William Mariner & Dr. John Martin, An Account of the Natives of Tonga Islands, Hutchinson, 1827.
It was considered a great triumph among the Marquesans to eat the body of a dead man. They treated their captives with very great cruelty. They broke their legs to prevent them from attempting to escape before being eaten, but kept them alive so that they could brood over their impending fate.
Their arms were broken so that they could not retaliate in any way against their maltreatment. The Marquesans threw them on the ground and jumped on their chests, so that their ribs were broken and pierced their lungs, so that they could not even voice their protests against the cruelty to which they were submitted. Rough poles were thrust up through the natural orifices of their bodies and slowly turned in their intestines. Finally, when the hour had come for them to be prepared for the feast, they were spitted on long poles that entered between their legs and emerged from their mouths, and dragged thus at the stern of the war canoes to the place where the feast was to be held.
With this tribe, as with many others, the bodies of women were in great demand. Very often a man who was condemned to be killed and eaten could be visited by his relatives, always naked and painted black. There are records of cases where the relatives have volunteered to be killed and eaten in their stead, but it is probable that the bodies of these self-sacrificing individuals merely constituted an additional course when the time came.
A. P. Rice in The American Antiquarian, vol. xxxii, 1910.

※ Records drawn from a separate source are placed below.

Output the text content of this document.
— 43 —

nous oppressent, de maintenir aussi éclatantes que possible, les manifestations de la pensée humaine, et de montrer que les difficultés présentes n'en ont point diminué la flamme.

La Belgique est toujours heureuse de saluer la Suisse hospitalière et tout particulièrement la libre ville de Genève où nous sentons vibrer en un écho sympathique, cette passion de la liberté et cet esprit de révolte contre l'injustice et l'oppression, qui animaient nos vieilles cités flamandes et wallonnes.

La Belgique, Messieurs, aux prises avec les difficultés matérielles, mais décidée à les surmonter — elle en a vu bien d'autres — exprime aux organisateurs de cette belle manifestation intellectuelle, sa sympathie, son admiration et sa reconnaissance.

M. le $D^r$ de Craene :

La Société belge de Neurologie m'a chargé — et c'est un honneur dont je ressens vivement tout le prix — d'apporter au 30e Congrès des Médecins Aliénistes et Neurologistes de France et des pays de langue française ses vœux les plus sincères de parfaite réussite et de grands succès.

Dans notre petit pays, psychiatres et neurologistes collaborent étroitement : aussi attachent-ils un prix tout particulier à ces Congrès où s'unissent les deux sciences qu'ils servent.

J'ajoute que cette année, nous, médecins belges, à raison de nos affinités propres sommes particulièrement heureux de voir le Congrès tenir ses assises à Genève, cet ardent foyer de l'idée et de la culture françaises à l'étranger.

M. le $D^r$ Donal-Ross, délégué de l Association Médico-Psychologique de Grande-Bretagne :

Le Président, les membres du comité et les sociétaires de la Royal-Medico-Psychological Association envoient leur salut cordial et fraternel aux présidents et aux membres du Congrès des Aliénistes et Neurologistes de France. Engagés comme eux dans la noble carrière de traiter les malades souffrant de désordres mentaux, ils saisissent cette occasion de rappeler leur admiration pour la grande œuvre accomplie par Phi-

Victoria Rapahango told us that in her youth she had known the last cannibals on the island. They were the terror of little children. Every Easter Islander knows that his ancestors were kai-tangata, ‘man-eaters.’ Some make jokes about it; others take offence at any allusion to this custom, which has become in their eyes barbarous and shameful. According to Father Roussel, cannibalism did not disappear from Easter Island until after the introduction of Christianity. Shortly before this, the natives are said to have eaten a number of men, including two Peruvian traders. Cannibal feasts were held in secluded spots, and women and children were rarely admitted. The natives told Father Zumbohm that the fingers and toes were the choicest morsels. The captives destined to be eaten were shut up in huts in front of the sanctuaries. There they were kept until the moment when they were sacrificed to the gods.
The Easter Islanders’ cannibalism was not exclusively a religious rite, or the expression of an urge to revenge; it was also induced by a simple liking for human flesh that could impel a man to kill for no other reason than his desire for fresh meat.

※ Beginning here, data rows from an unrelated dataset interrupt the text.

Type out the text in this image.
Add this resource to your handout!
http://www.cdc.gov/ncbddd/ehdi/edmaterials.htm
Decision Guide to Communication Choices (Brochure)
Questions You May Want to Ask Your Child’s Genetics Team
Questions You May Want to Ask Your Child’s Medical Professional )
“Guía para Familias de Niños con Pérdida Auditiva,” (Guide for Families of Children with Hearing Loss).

Women and children were the principal victims of these inveterate cannibals.
Alfred Métraux, Easter Island, André Deutsch, 1957.
About 8 o’clock, it being very dark, a canoe was heard paddling towards the ship. There were two [Hawaiian] persons in the canoe, and when they came on board they threw themselves at our feet, and appeared exceedingly frightened. After lamenting with abundance of tears and loss of ‘Orono’ – as the natives called Captain Cook – one of them told us that he had brought us a part of the body.

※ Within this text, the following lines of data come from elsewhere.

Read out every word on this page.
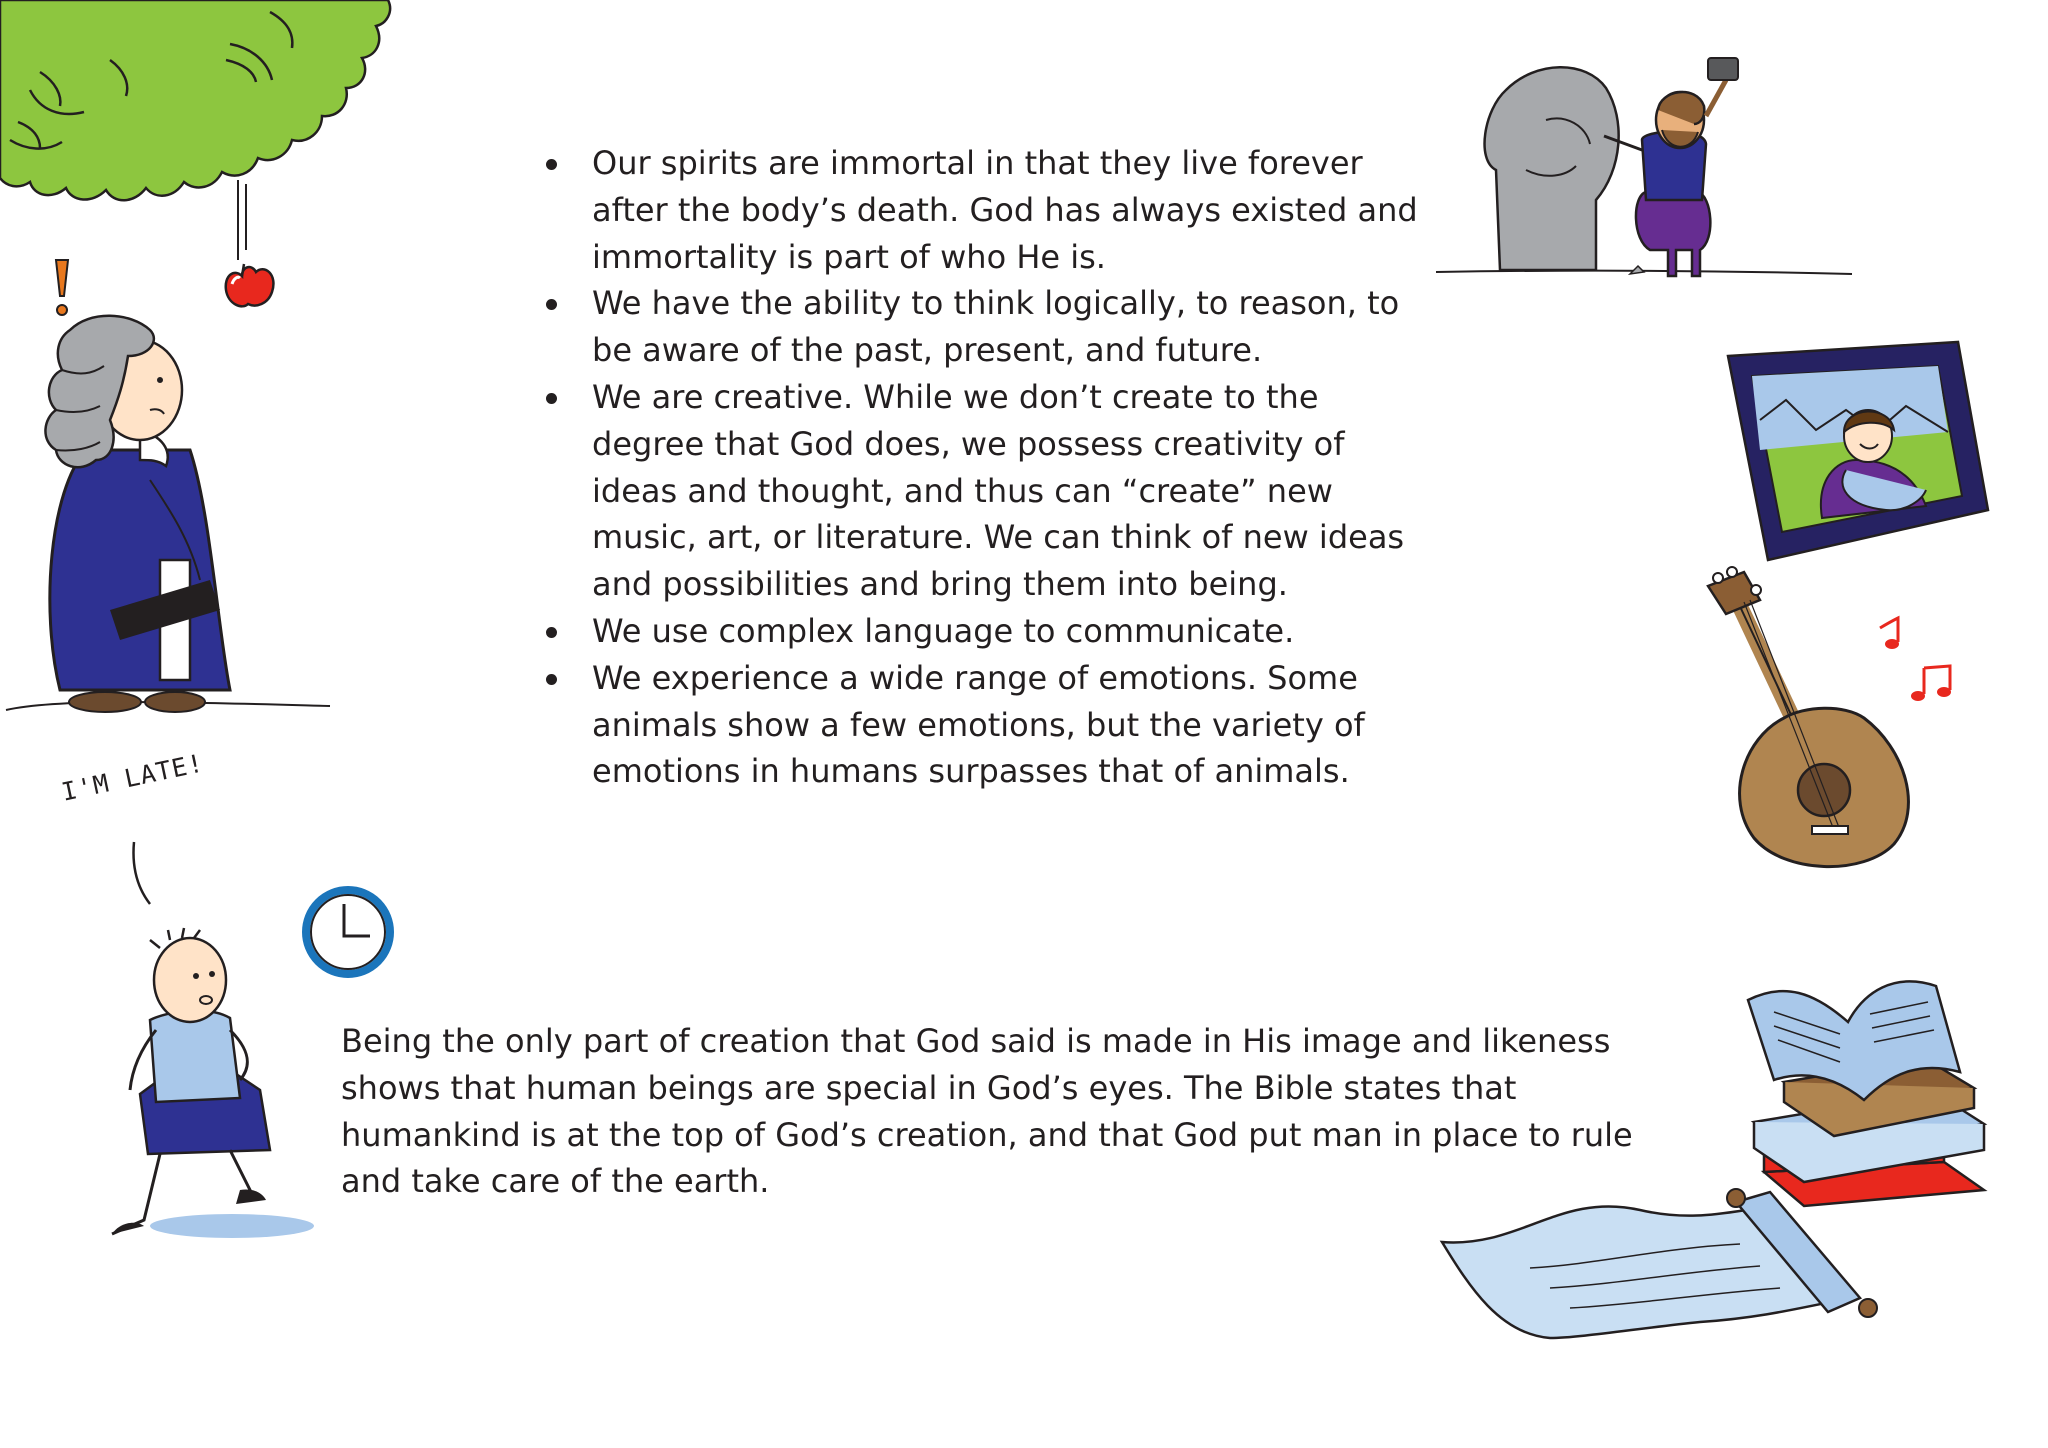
I'M LATE!
Our spirits are immortal in that they live forever after the body’s death. God has always existed and immortality is part of who He is.
We have the ability to think logically, to reason, to be aware of the past, present, and future.
We are creative. While we don’t create to the degree that God does, we possess creativity of ideas and thought, and thus can “create” new music, art, or literature. We can think of new ideas and possibilities and bring them into being.
We use complex language to communicate.
We experience a wide range of emotions. Some animals show a few emotions, but the variety of emotions in humans surpasses that of animals.

Being the only part of creation that God said is made in His image and likeness shows that human beings are special in God’s eyes. The Bible states that humankind is at the top of God’s creation, and that God put man in place to rule and take care of the earth.
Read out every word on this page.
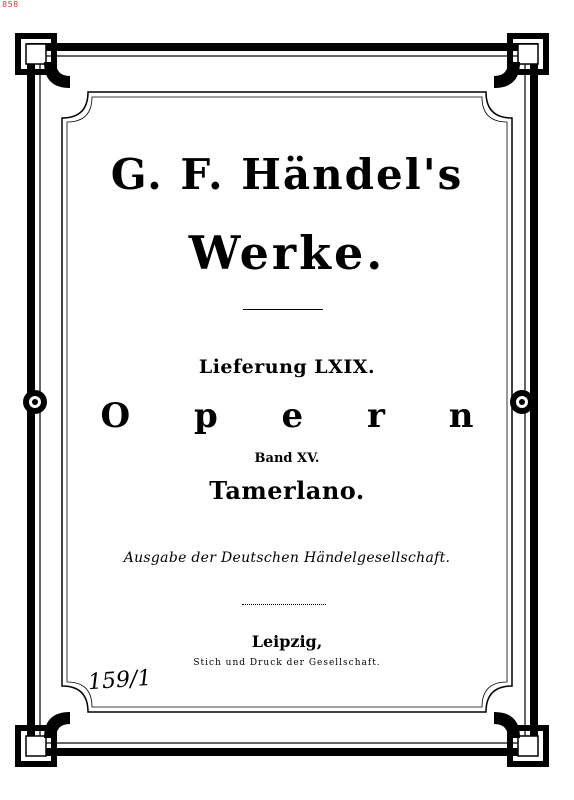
858
G. F. Händel's
Werke.
Lieferung LXIX.
O p e r n
Band XV.
Tamerlano.
Ausgabe der Deutschen Händelgesellschaft.
Leipzig,
Stich und Druck der Gesellschaft.
159/1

He then presented to us a small bundle wrapped up in cloth, which he had brought under his arm. It is impossible to describe the horror which seized us on finding it a piece of human flesh about 9 or 10 pounds’ weight. This, he said, was all that remained of the body of ‘Orono’; the rest was cut to pieces, and burnt; but the head and all the bones, except what belonged to the trunk, were in the possession of Terreeoboo. What we were looking at had been allotted to Kaoo, the chief of the priests, to be made use of in some religious ceremony. He said he had brought it as a proof on his innocence, and his attachment to us.
Captain King reporting the death of Captain Cook in Hawaii in 1779.